JAKARTA (Arrahmah.com) – Menteri Agama Lukman Hakim Saifuddin menyatakan bahwa perdebatan terkait RUU Perlindungan Umat Beragama (PUB) di tubuh Kemenag berlangsung cukup seru.
“Di internal kami (Kemenag) perdebatannya seru,” katanya dalam acara “Dialog agama bersama awak media; RUU Perlindungan Umat Beragama, kenapa dan bagaimana” di Kementerian Agama RI Jakarta, Kamis (26/2/2015).
Menurutnya definisi agama merupakan keyakinan yang sangat personal tetapi ketika kemudian agama harus diatur untuk kehidupan bersama, keyakinan yang personal ini harus diformalkan. Untuk itu, imbuh Lukman perlu ada definisi sosiologis,
“Tidak cukup definisi theologis saja tapi harus ada definisi sosioligis. Memadukan antara definisi theologis dengan definisi sosioligis ini masing masing kita punya definisi yang sangat beragam,” katanya kepada para wartawan usai acara.

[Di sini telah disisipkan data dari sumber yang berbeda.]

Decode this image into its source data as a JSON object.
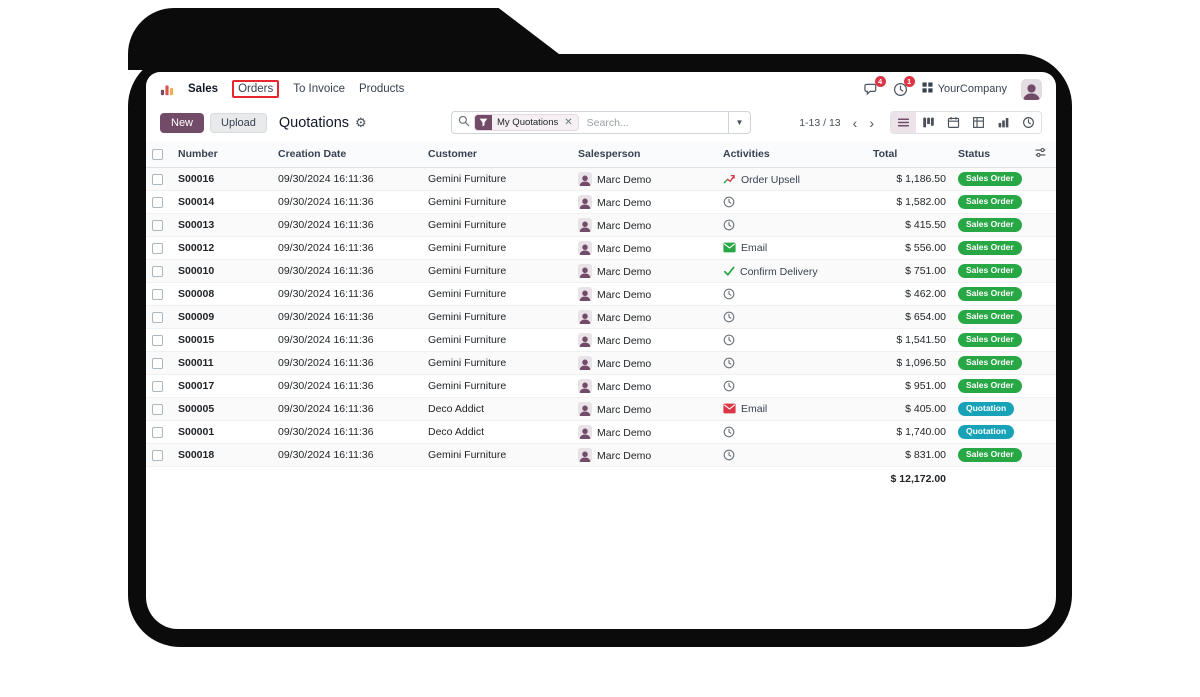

Pada kesempatan itu para pembicara masing-masing Ketua Dewan Dakwah Islamiyah Indonesia Adian Husaini, Ketua Persatuan Gereja Indonesia Pdt. Albertus Patty dan dosen Universitas Paramadina Yudi Latif mempertanyakan naskah akademik dan RUU yang diperbincangkan saat itu.
Lukman menyatakan belum adanya kesiapan naskah akademik dan RUU yang merupakan satu kesatuan itu. Dia menyebut awal April baru akan keluar Naskah akademik dan RUU nya. “Kami belum siap mempublikasikan naskah akademik dan RUU yang menjadi satu kesatuan,” jelas Lukman.
“Intinya adalah Negara berkewajiban untuk menjamin dan memberi perlindungan dan pelayanan kepada setiap umat bergama, maka kemudian negara punya kebutuhan untuk mengetahui yang dinamakan agama itu apa, seperti apa, karena nanti konsekuensinya negara melalui pemerintah bertanggung jawab memberi pelayanan kepada umat beragama sesuai dengan agama yang dianutnya,” kata Lukman
Pada kesempatan itu, Ketua Dewan Dakwah Islamiyah Adian Husaini berpandangan bahwa Kemenag sebaiknya tidak perlu mengurus soal definisi agama, cukup agama yang sudah diakui di Indonesia selama ini.
“Saya usulkan Kementerian Agama tidak usah mendefinisikan agama lagi, tidak akan selesai, jadi cukup enam Kita berangkat saja dari UU Nomor 1/PNPS/Tahun 1965 tentang Pencegahan Penyalahgunaan dan/atau Penodaan Agama, yang penting jelas kalau ada sesuatu yang dianggap kriminal menodai agama atau seseorang melakukan kegiatan yang menyimpang dari ajaran pokok agama maka siapa yang berwenang menyebut itu menyimpang. Selama ini kan yang menetapkan majelis agama, lalu tiga kementerian (kemenag, Kemendagri, Kejaksaan Agung) baru lalu Presiden,” papar Adian.